If all your friends jumped off a bridge would you follow them?
Machine learning algorithm: yes.
me: *cooking 47th meal of the day*
my kid: mom, let’s pretend the kitchen is a restaurant
me: *eye twitch intensifies*
Stop telling me your newborns weight and length. I don’t know what to do with that information.
IDGAF if you’re black, white, yellow, brown or blue.
Well, I do if you’re blue, I’ll stop and give you CPR if you’re blue.
Some people can start a task and then just finish it instead of trying to do a hundred things at once like a squirrel on crack
Playing mini-golf with your family is a fun way to spend thirty-two dollars to watch your kid throw 18 tantrums in a row.

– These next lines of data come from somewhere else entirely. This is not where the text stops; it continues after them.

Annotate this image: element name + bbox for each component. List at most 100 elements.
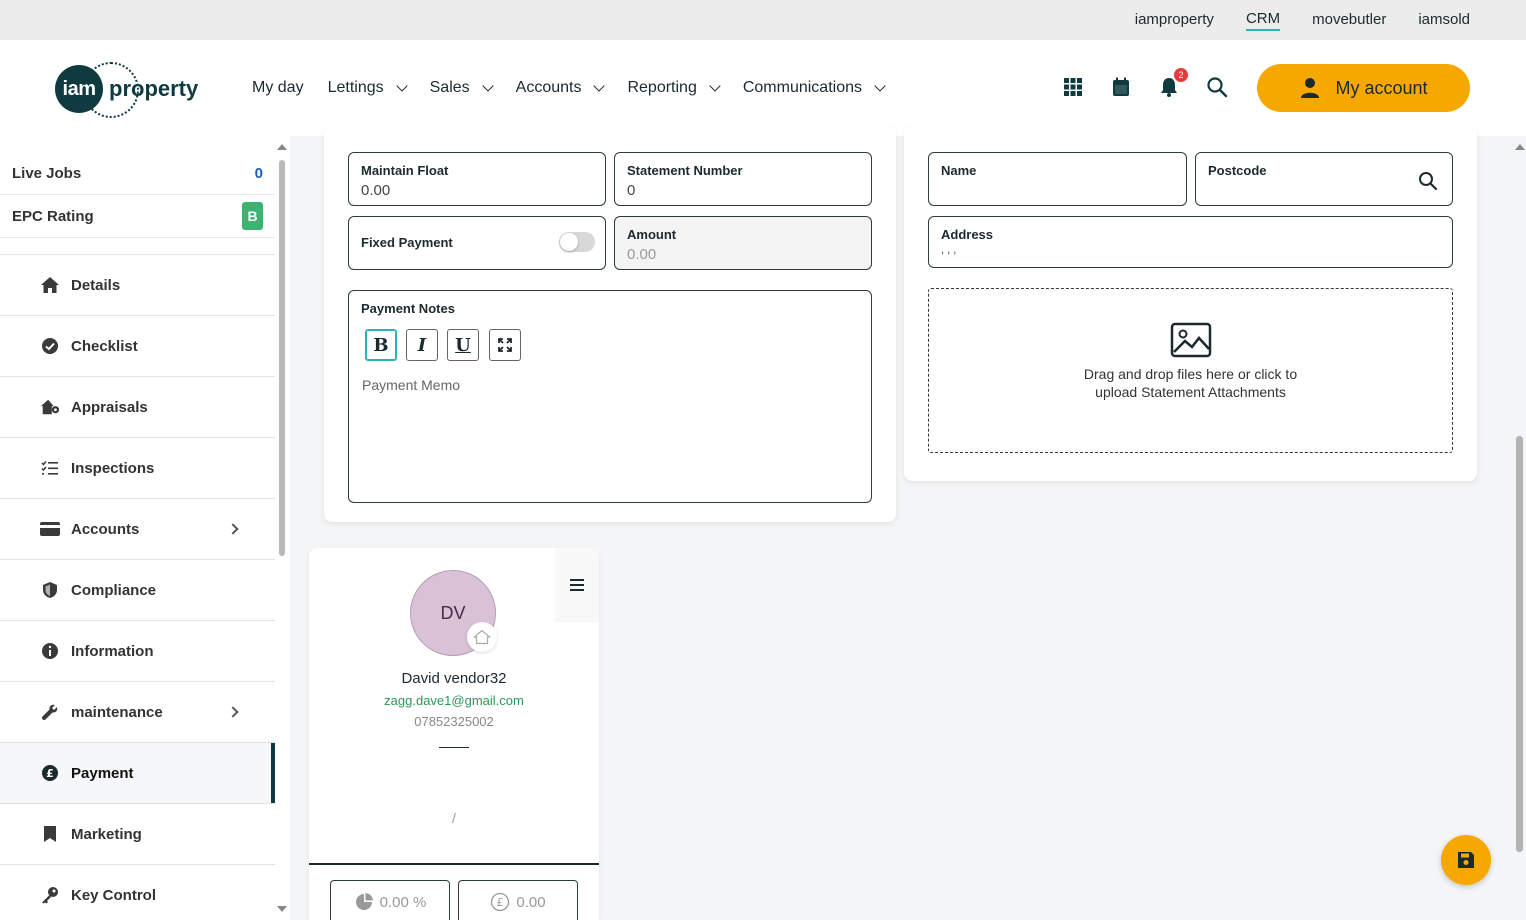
sidebar-scrollbar[interactable] <box>279 160 285 556</box>
sidebar-item-inspections[interactable]: Inspections <box>0 437 275 498</box>
sidebar-item-checklist[interactable]: Checklist <box>0 315 275 376</box>
underline-button[interactable]: U <box>447 329 479 361</box>
home-icon <box>40 275 60 295</box>
calendar-icon[interactable] <box>1110 76 1132 98</box>
page-scroll-thumb[interactable] <box>1516 436 1523 852</box>
top-link-iamproperty[interactable]: iamproperty <box>1135 11 1214 30</box>
nav-my-day-label: My day <box>252 79 304 96</box>
top-link-iamsold[interactable]: iamsold <box>1418 11 1470 30</box>
name-field[interactable]: Name <box>928 152 1187 206</box>
search-icon[interactable] <box>1418 171 1438 191</box>
sidebar-item-key-control[interactable]: Key Control <box>0 864 275 920</box>
address-label: Address <box>941 227 994 242</box>
sidebar-scroll-up[interactable] <box>277 144 287 150</box>
card-menu-button[interactable] <box>555 548 599 622</box>
sidebar-item-maintenance[interactable]: maintenance <box>0 681 275 742</box>
user-icon <box>1301 78 1320 98</box>
top-link-crm[interactable]: CRM <box>1245 10 1281 31</box>
address-value: , , , <box>941 244 957 256</box>
nav-my-day[interactable]: My day <box>252 79 304 97</box>
nav-reporting-label: Reporting <box>627 79 697 96</box>
percent-stat[interactable]: 0.00 % <box>330 880 450 920</box>
info-icon <box>40 641 60 661</box>
sidebar-item-label: Inspections <box>71 459 155 477</box>
sidebar-item-appraisals[interactable]: Appraisals <box>0 376 275 437</box>
bold-button[interactable]: B <box>365 329 397 361</box>
italic-button[interactable]: I <box>406 329 438 361</box>
my-account-label: My account <box>1335 77 1428 98</box>
contact-slash: / <box>452 810 456 826</box>
statement-panel: Name Postcode Address , , , Drag and dro… <box>904 126 1477 481</box>
apps-grid-icon[interactable] <box>1062 76 1084 98</box>
svg-text:£: £ <box>46 767 54 780</box>
check-circle-icon <box>40 336 60 356</box>
house-icon <box>467 622 497 652</box>
shield-icon <box>40 580 60 600</box>
nav-lettings-label: Lettings <box>327 79 384 96</box>
maintain-float-value: 0.00 <box>361 182 391 199</box>
sidebar-scroll-down[interactable] <box>277 906 287 912</box>
bell-icon[interactable]: 2 <box>1158 68 1188 98</box>
chevron-right-icon <box>227 523 239 535</box>
amount-stat-value: 0.00 <box>516 893 546 911</box>
contact-phone[interactable]: 07852325002 <box>309 714 599 729</box>
nav-lettings[interactable]: Lettings <box>327 79 408 97</box>
expand-icon <box>498 338 512 352</box>
statement-number-field[interactable]: Statement Number 0 <box>614 152 872 206</box>
nav-accounts[interactable]: Accounts <box>516 79 606 97</box>
sidebar-item-label: Information <box>71 642 154 660</box>
contact-name: David vendor32 <box>401 670 507 687</box>
svg-text:£: £ <box>497 896 504 909</box>
sidebar-item-marketing[interactable]: Marketing <box>0 803 275 864</box>
sidebar-item-information[interactable]: Information <box>0 620 275 681</box>
live-jobs-row[interactable]: Live Jobs 0 <box>0 152 275 195</box>
nav-reporting[interactable]: Reporting <box>627 79 721 97</box>
chevron-down-icon <box>709 80 721 92</box>
amount-label: Amount <box>627 227 677 242</box>
chevron-right-icon <box>227 706 239 718</box>
payment-memo-editor[interactable]: Payment Memo <box>362 377 857 489</box>
dropzone-text-line1: Drag and drop files here or click to <box>1083 366 1298 382</box>
hamburger-icon <box>570 579 584 591</box>
contact-email[interactable]: zagg.dave1@gmail.com <box>309 693 599 708</box>
name-label: Name <box>941 163 977 178</box>
address-field[interactable]: Address , , , <box>928 216 1453 268</box>
house-tag-icon <box>40 397 60 417</box>
top-link-movebutler[interactable]: movebutler <box>1312 11 1386 30</box>
chevron-down-icon <box>395 80 408 92</box>
nav-communications-label: Communications <box>742 79 862 96</box>
epc-rating-row: EPC Rating B <box>0 195 275 238</box>
fullscreen-button[interactable] <box>489 329 521 361</box>
contact-card: DV David vendor32 zagg.dave1@gmail.com 0… <box>309 548 599 920</box>
header: iam property My day Lettings Sales Accou… <box>0 40 1526 136</box>
bookmark-icon <box>40 824 60 844</box>
sidebar-item-label: Accounts <box>71 520 140 538</box>
sidebar-item-compliance[interactable]: Compliance <box>0 559 275 620</box>
sidebar-item-label: Payment <box>71 764 134 782</box>
wrench-icon <box>40 702 60 722</box>
nav-sales[interactable]: Sales <box>430 79 494 97</box>
chevron-down-icon <box>593 80 606 92</box>
search-icon[interactable] <box>1206 76 1228 98</box>
sidebar-item-details[interactable]: Details <box>0 254 275 315</box>
page-scrollbar[interactable] <box>1514 136 1526 920</box>
top-bar: iamproperty CRM movebutler iamsold <box>0 0 1526 40</box>
save-button[interactable] <box>1441 835 1491 885</box>
epc-rating-label: EPC Rating <box>12 207 94 225</box>
sidebar-item-label: Key Control <box>71 886 157 904</box>
postcode-label: Postcode <box>1208 163 1267 178</box>
page-scroll-up[interactable] <box>1515 144 1525 150</box>
nav-communications[interactable]: Communications <box>742 79 886 97</box>
sidebar-item-label: maintenance <box>71 703 163 721</box>
logo-word: property <box>109 76 199 101</box>
amount-stat[interactable]: £ 0.00 <box>458 880 578 920</box>
credit-card-icon <box>40 519 60 539</box>
sidebar-item-accounts[interactable]: Accounts <box>0 498 275 559</box>
postcode-field[interactable]: Postcode <box>1195 152 1453 206</box>
sidebar-item-payment[interactable]: £ Payment <box>0 742 275 803</box>
fixed-payment-toggle[interactable] <box>559 232 595 252</box>
maintain-float-field[interactable]: Maintain Float 0.00 <box>348 152 606 206</box>
logo[interactable]: iam property <box>55 62 199 118</box>
attachments-dropzone[interactable]: Drag and drop files here or click to upl… <box>928 288 1453 453</box>
my-account-button[interactable]: My account <box>1257 64 1470 112</box>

Her: *whispering seductively in my ear* Tell me what you want baby.
Me: *whispering back* I was thinking maybe Thai food but up to you.
My new way of torturing someone is the pay a giraffe to show up outside and knock their window at 3 am and no one will ever believe them that a giraffe is stalking them. Sure, Tim. A giraffe was outside your house in the middle of Ohio. That’s totally believable🙄
Just found out that “3 Men and a Baby” isn’t a movie about Jesus’s birth.
Me, a waiter: And you sir *writing on notepad* want the paprika potatoes
Him: Yes but without peas
Me *scribbling* the arika otatoes
I feel like a taco salad is the worst way to eat a taco, and yet, the best way to eat a salad.
Me: I don’t know how to hold this baby
Her: Head held high
Me *proudly* I don’t know how to hold this baby
grocery shopping while hungry feels like online shopping while drunk
DiCaprio movie endings;
Shutter Island: is he dead?
Titanic: is the boat dead?
Romeo & Juliet: is everyone dead?
Inception: am I dead?
[I time travel to 1998]
Guy: This is the first showing of Mulan, how does that dude in the front row already know the words to all the songs
Help me. I just emailed someone called Colin and it autocorrected to Colon. I called him Colon. I’ve sent it, it’s too late. Just saw it now. Do I apologise or act like I don’t know. Is anyone else here called Colin. Does this ever happen? What are your expectations?